In May, I had an opportunity to join the Law Firm Marketing and Business Development Leadership Forum* in New York, where I led a roundtable on the role of lawyering technology in marketing the law firm of the future. It may not be obvious to some law firm marketers that a law firm’s practice technology is going to play a critical role in marketing the law firm of the future. But I believe it will. Here’s why:
According to conventional wisdom, law firm marketing focuses on broadcasting the expertise of the lawyers at the firm to target audiences who may be potential clients. Accordingly, law firm marketers must produce regular content such as client memos on their areas of specialization, and must encourage lawyers to speak at conferences and post in social media, etc. - all in an effort to position the lawyer and the firm as thought leaders in their industries and practice areas.
This expertise-focused content marketing is necessary, but for most firms it is no longer sufficient. Today, potential clients, especially larger corporations, are looking for more than just legal smarts and experience.
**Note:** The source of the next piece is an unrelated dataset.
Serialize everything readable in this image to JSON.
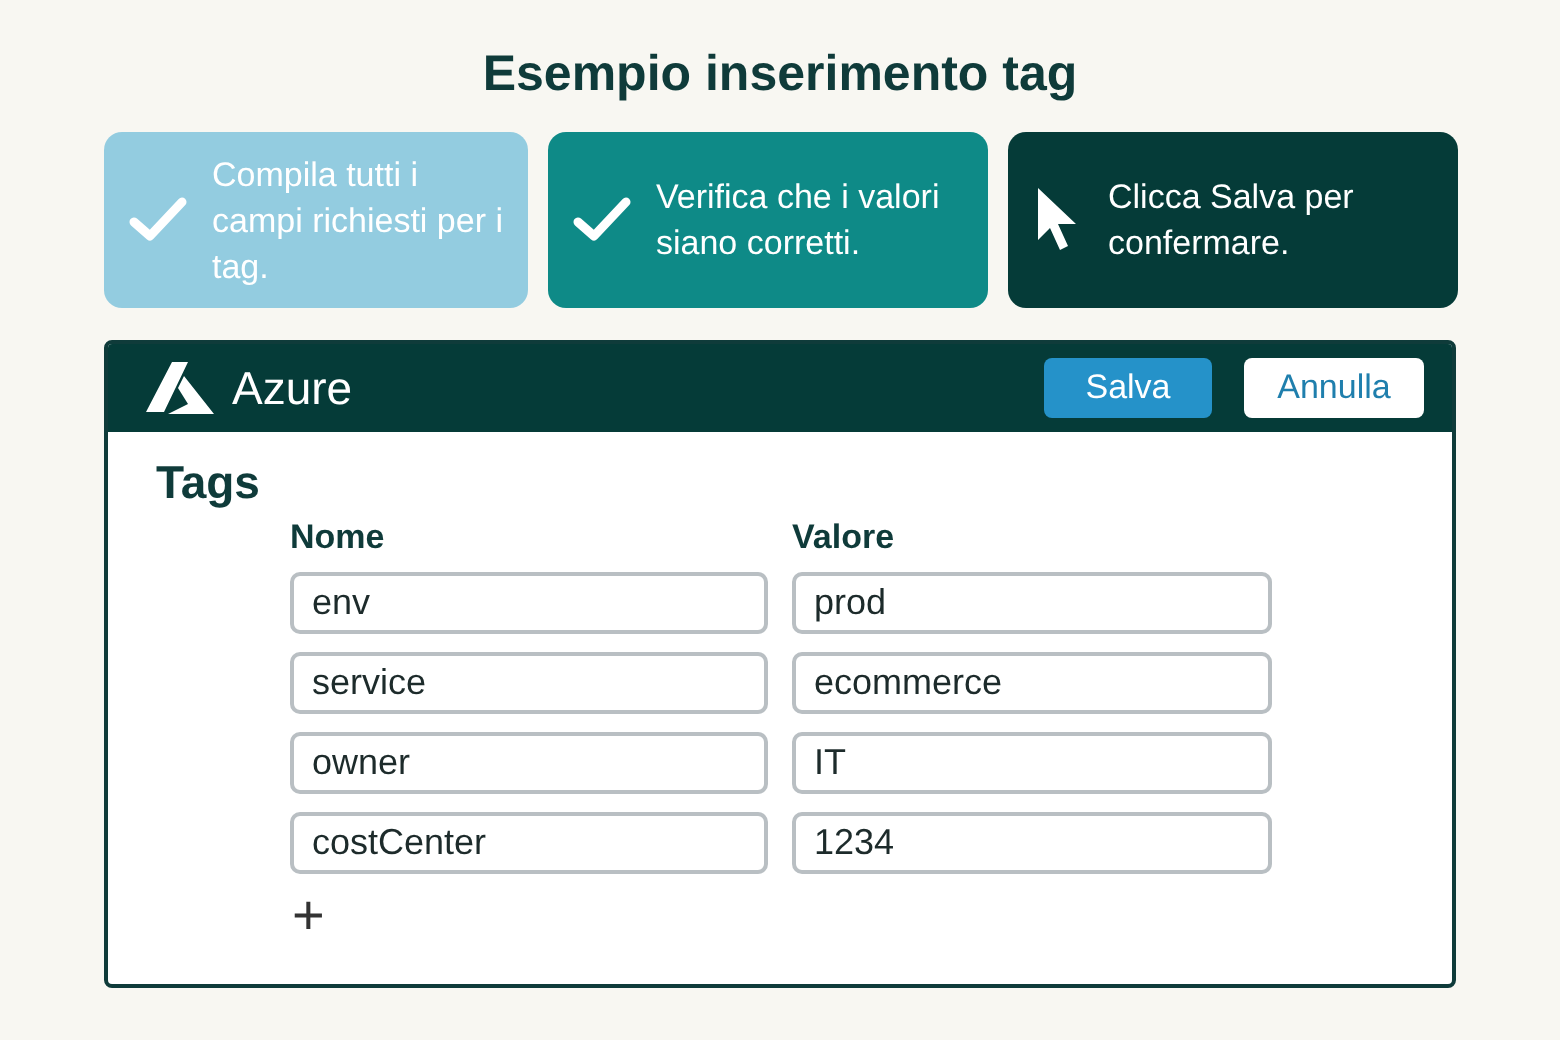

They are looking for a firm that understands how to deliver results efficiently and, if possible, go beyond defensively responding to legal issues. They want a law firm that provides incremental value to their business.
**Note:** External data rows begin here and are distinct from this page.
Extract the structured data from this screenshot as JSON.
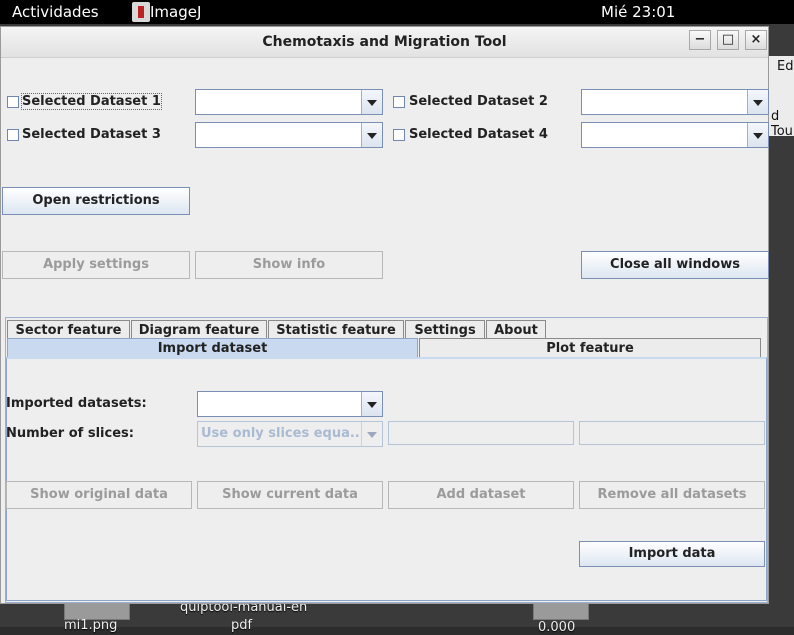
{
  "topbar": {
    "activities": "Actividades",
    "app_name": "ImageJ",
    "clock": "Mié 23:01"
  },
  "background_window": {
    "menu_fragment": "Edi",
    "text_fragment": "d Tou"
  },
  "desktop": {
    "icon_label_1": "mi1.png",
    "icon_label_2": "quiptool-manual-en",
    "icon_label_2b": "pdf",
    "icon_label_3": "0.000"
  },
  "window": {
    "title": "Chemotaxis and Migration Tool",
    "controls": {
      "minimize": "−",
      "maximize": "□",
      "close": "×"
    }
  },
  "datasets": [
    {
      "label": "Selected Dataset 1",
      "checked": false,
      "value": ""
    },
    {
      "label": "Selected Dataset 2",
      "checked": false,
      "value": ""
    },
    {
      "label": "Selected Dataset 3",
      "checked": false,
      "value": ""
    },
    {
      "label": "Selected Dataset 4",
      "checked": false,
      "value": ""
    }
  ],
  "buttons": {
    "open_restrictions": "Open restrictions",
    "apply_settings": "Apply settings",
    "show_info": "Show info",
    "close_all_windows": "Close all windows"
  },
  "tabs_row1": [
    "Sector feature",
    "Diagram feature",
    "Statistic feature",
    "Settings",
    "About"
  ],
  "tabs_row2": [
    "Import dataset",
    "Plot feature"
  ],
  "selected_tab": "Import dataset",
  "import": {
    "imported_datasets_label": "Imported datasets:",
    "imported_datasets_value": "",
    "slices_label": "Number of slices:",
    "slices_value": "Use only slices equa...",
    "show_original": "Show original data",
    "show_current": "Show current data",
    "add_dataset": "Add dataset",
    "remove_all": "Remove all datasets",
    "import_data": "Import data"
  },
  "colors": {
    "tab_selected": "#c9daf0",
    "border_accent": "#7a8fb4",
    "window_bg": "#eeeeee"
  }
}
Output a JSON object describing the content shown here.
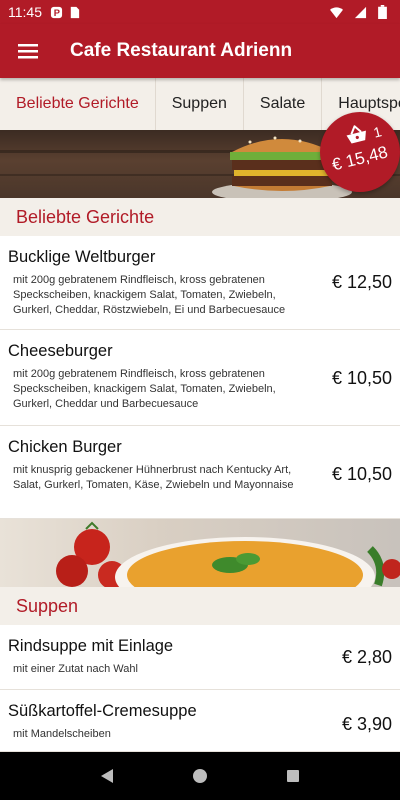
{
  "status_bar": {
    "time": "11:45",
    "icons": [
      "notification-icon",
      "sim-card-icon",
      "wifi-icon",
      "signal-icon",
      "battery-icon"
    ]
  },
  "app_bar": {
    "title": "Cafe Restaurant Adrienn",
    "menu_icon": "hamburger-menu-icon"
  },
  "tabs": [
    {
      "label": "Beliebte Gerichte",
      "active": true
    },
    {
      "label": "Suppen",
      "active": false
    },
    {
      "label": "Salate",
      "active": false
    },
    {
      "label": "Hauptspeisen",
      "active": false
    }
  ],
  "cart": {
    "count": "1",
    "total": "€ 15,48",
    "icon": "shopping-basket-icon"
  },
  "sections": [
    {
      "title": "Beliebte Gerichte",
      "items": [
        {
          "name": "Bucklige Weltburger",
          "description": "mit 200g gebratenem Rindfleisch, kross gebratenen Speckscheiben, knackigem Salat, Tomaten, Zwiebeln, Gurkerl, Cheddar, Röstzwiebeln, Ei und Barbecuesauce",
          "price": "€ 12,50"
        },
        {
          "name": "Cheeseburger",
          "description": "mit 200g gebratenem Rindfleisch, kross gebratenen Speckscheiben, knackigem Salat, Tomaten, Zwiebeln, Gurkerl, Cheddar und Barbecuesauce",
          "price": "€ 10,50"
        },
        {
          "name": "Chicken Burger",
          "description": "mit knusprig gebackener Hühnerbrust nach Kentucky Art, Salat, Gurkerl, Tomaten, Käse, Zwiebeln und Mayonnaise",
          "price": "€ 10,50"
        }
      ]
    },
    {
      "title": "Suppen",
      "items": [
        {
          "name": "Rindsuppe mit Einlage",
          "description": "mit einer Zutat nach Wahl",
          "price": "€ 2,80"
        },
        {
          "name": "Süßkartoffel-Cremesuppe",
          "description": "mit Mandelscheiben",
          "price": "€ 3,90"
        }
      ]
    }
  ],
  "colors": {
    "brand": "#b11b27",
    "background": "#f3efe9",
    "card": "#ffffff"
  },
  "nav_bar": {
    "icons": [
      "back-icon",
      "home-icon",
      "recents-icon"
    ]
  }
}
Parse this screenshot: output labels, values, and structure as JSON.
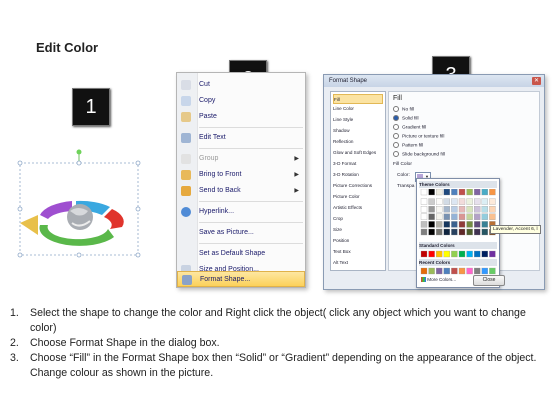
{
  "title": "Edit Color",
  "steps": [
    "1",
    "2",
    "3"
  ],
  "context_menu": {
    "items": [
      {
        "label": "Cut",
        "icon": "scissors-icon"
      },
      {
        "label": "Copy",
        "icon": "copy-icon"
      },
      {
        "label": "Paste",
        "icon": "paste-icon"
      },
      {
        "label": "Edit Text",
        "icon": "edit-text-icon"
      },
      {
        "label": "Group",
        "icon": "group-icon"
      },
      {
        "label": "Bring to Front",
        "icon": "bring-front-icon"
      },
      {
        "label": "Send to Back",
        "icon": "send-back-icon"
      },
      {
        "label": "Hyperlink...",
        "icon": "globe-icon"
      },
      {
        "label": "Save as Picture...",
        "icon": ""
      },
      {
        "label": "Set as Default Shape",
        "icon": ""
      },
      {
        "label": "Size and Position...",
        "icon": "size-icon"
      },
      {
        "label": "Format Shape...",
        "icon": "format-shape-icon"
      }
    ]
  },
  "dialog": {
    "title": "Format Shape",
    "categories": [
      "Fill",
      "Line Color",
      "Line Style",
      "Shadow",
      "Reflection",
      "Glow and Soft Edges",
      "3-D Format",
      "3-D Rotation",
      "Picture Corrections",
      "Picture Color",
      "Artistic Effects",
      "Crop",
      "Size",
      "Position",
      "Text Box",
      "Alt Text"
    ],
    "section": "Fill",
    "options": [
      "No fill",
      "Solid fill",
      "Gradient fill",
      "Picture or texture fill",
      "Pattern fill",
      "Slide background fill"
    ],
    "fill_color_label": "Fill Color",
    "color_label": "Color:",
    "transparency_label": "Transpa",
    "close_label": "Close",
    "palette": {
      "theme_label": "Theme Colors",
      "standard_label": "Standard Colors",
      "recent_label": "Recent Colors",
      "more_label": "More Colors...",
      "tooltip": "Lavender, Accent 6, l"
    }
  },
  "instructions": [
    {
      "num": "1.",
      "text": "Select the shape to change the color and Right click the object( click any object which you want to change color)"
    },
    {
      "num": "2.",
      "text": "Choose Format Shape in the dialog box."
    },
    {
      "num": "3.",
      "text": "Choose “Fill” in the Format Shape box then “Solid” or “Gradient” depending on the appearance of the object. Change colour as shown in the picture."
    }
  ]
}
Since the financial crisis, a growing consensus is that to provide additional value, law firms must address
- New pricing models
- Project management
- Process improvement
As of 2015, it is now axiomatic that tackling these “3 Ps” - and demonstrating them - is every bit as important as is lawyerly expertise. The 3 Ps emerged out of the so-called iron triangle of project management, whose three sides are represented by scope, cost and time. Any change in one side of the triangle (e.g. scope) requires an increase in one of the other two sides (cost or time). As the theory goes, it takes a lot of work to rewrite the rules of the triangle, but this is what law firms must do. Alternative Fee Arrangements (AFAs) are designed to change the rules of pricing, better internal organization will help law firms stick to project management methods, and practice technology will help with process improvement.
But this is just the first step. The 3 Ps presume law firms will continue to operate mostly on a project based (if not a billable-hour) business model. But is this necessarily the case? The most savvy law firms are realizing that by re-inventing themselves they can offer entirely new “products” that are not quite as shackled to these project management constraints; instead of reactively taking on projects, they are focused on proactively delivering business value.
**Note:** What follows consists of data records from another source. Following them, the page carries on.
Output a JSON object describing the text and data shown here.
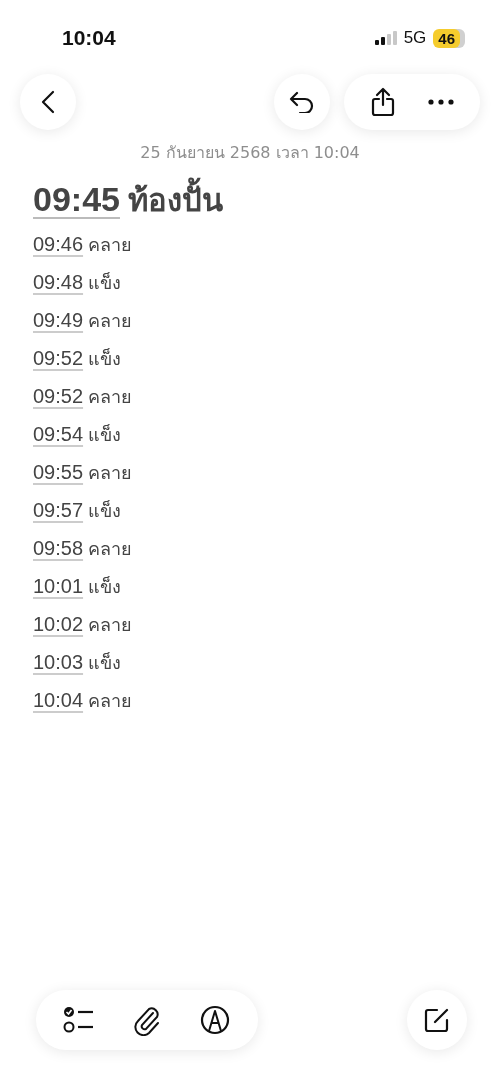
{
  "status_bar": {
    "time": "10:04",
    "network": "5G",
    "battery": "46"
  },
  "note": {
    "date": "25 กันยายน 2568 เวลา 10:04",
    "title": {
      "time": "09:45",
      "text": "ท้องปั้น"
    },
    "lines": [
      {
        "time": "09:46",
        "text": "คลาย"
      },
      {
        "time": "09:48",
        "text": "แข็ง"
      },
      {
        "time": "09:49",
        "text": "คลาย"
      },
      {
        "time": "09:52",
        "text": "แข็ง"
      },
      {
        "time": "09:52",
        "text": "คลาย"
      },
      {
        "time": "09:54",
        "text": "แข็ง"
      },
      {
        "time": "09:55",
        "text": "คลาย"
      },
      {
        "time": "09:57",
        "text": "แข็ง"
      },
      {
        "time": "09:58",
        "text": "คลาย"
      },
      {
        "time": "10:01",
        "text": "แข็ง"
      },
      {
        "time": "10:02",
        "text": "คลาย"
      },
      {
        "time": "10:03",
        "text": "แข็ง"
      },
      {
        "time": "10:04",
        "text": "คลาย"
      }
    ]
  }
}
This is not news in the UK legal market, where examples of innovative and progressive approaches to legal services abound. For example, Allen & Overy’s aosphere derives revenue by providing a subscription based solution for legal risk management, Riverview Law offers preemptive business-focused legal guidance for a fixed fee and Radiant Law actively seeks projects where it can provide business process improvement.
In the U.S., practice technologies have boomed first in the e-discovery segment, where now even New York’s elite law firms like Skadden are praising the benefits of predictive coding, which uses machine learning to dramatically save time and money on attorney review of documents. As artificial intelligence technologies also start to appear in the advisory and transactional practices, the opportunity to provide proactive business value will and must emerge. Technologies like Neota Logic’s expert systems can provide on-demand guidance, bypassing the email to the lawyer and guiding business principals directly to the right decisions. We at Kira are seeing a similar phenomenon, where our customers are telling us that our contract analysis software (which uses machine learning to identify contract provisions) enables them to understand business risks that would have been prohibitively expensive to uncover by engaging a traditional law firm advice.
So what does any of this have to do with the law firm CMO? Non-law-firm providers of legal services (i.e. consultants and LPOs) have been some of the fastest adopters of legal technology, and accordingly have been able to win large chunks of “unbundled” legal work (largely document reviews) by diverting in-house legal department spend that had previously been earmarked for law firms. The CMO can help law firms fight back. Non-law firm providers' ability to provide deeper legal advice is limited by their professionals' lack of accreditation as lawyers. Law firms, if they embrace technology to augment their legal knowledge and expertise, have a wonderful opportunity to attack the unbundling of these services and win back this work, if they want it.
Some law firms clearly do. Dentons just launched NextLaw, designed to foster the development of “new technologies to transform the practice of law”. Nixon Peabody has challenged its lawyers to “come up with at least one idea each year that could be developed into a new product.” Yet many law firms' marketing efforts have yet to emphasize a message of practice innovation - even while managing partners cite pressure from in-house counsel and technology innovation as the most important pressures reshaping law firms, by far.
I believe we are at an inflection point. These new “products” for law firms are still in their infancy in the U.S., but they will begin to prove incredibly lucrative, and they will need a different kind of marketing support.
*P.S. - Many thanks to to Sam Glover of @lawyerist, Melissa Croteau of @NixonPeabody and @KPatelALM for the invitation to speak at the Forum!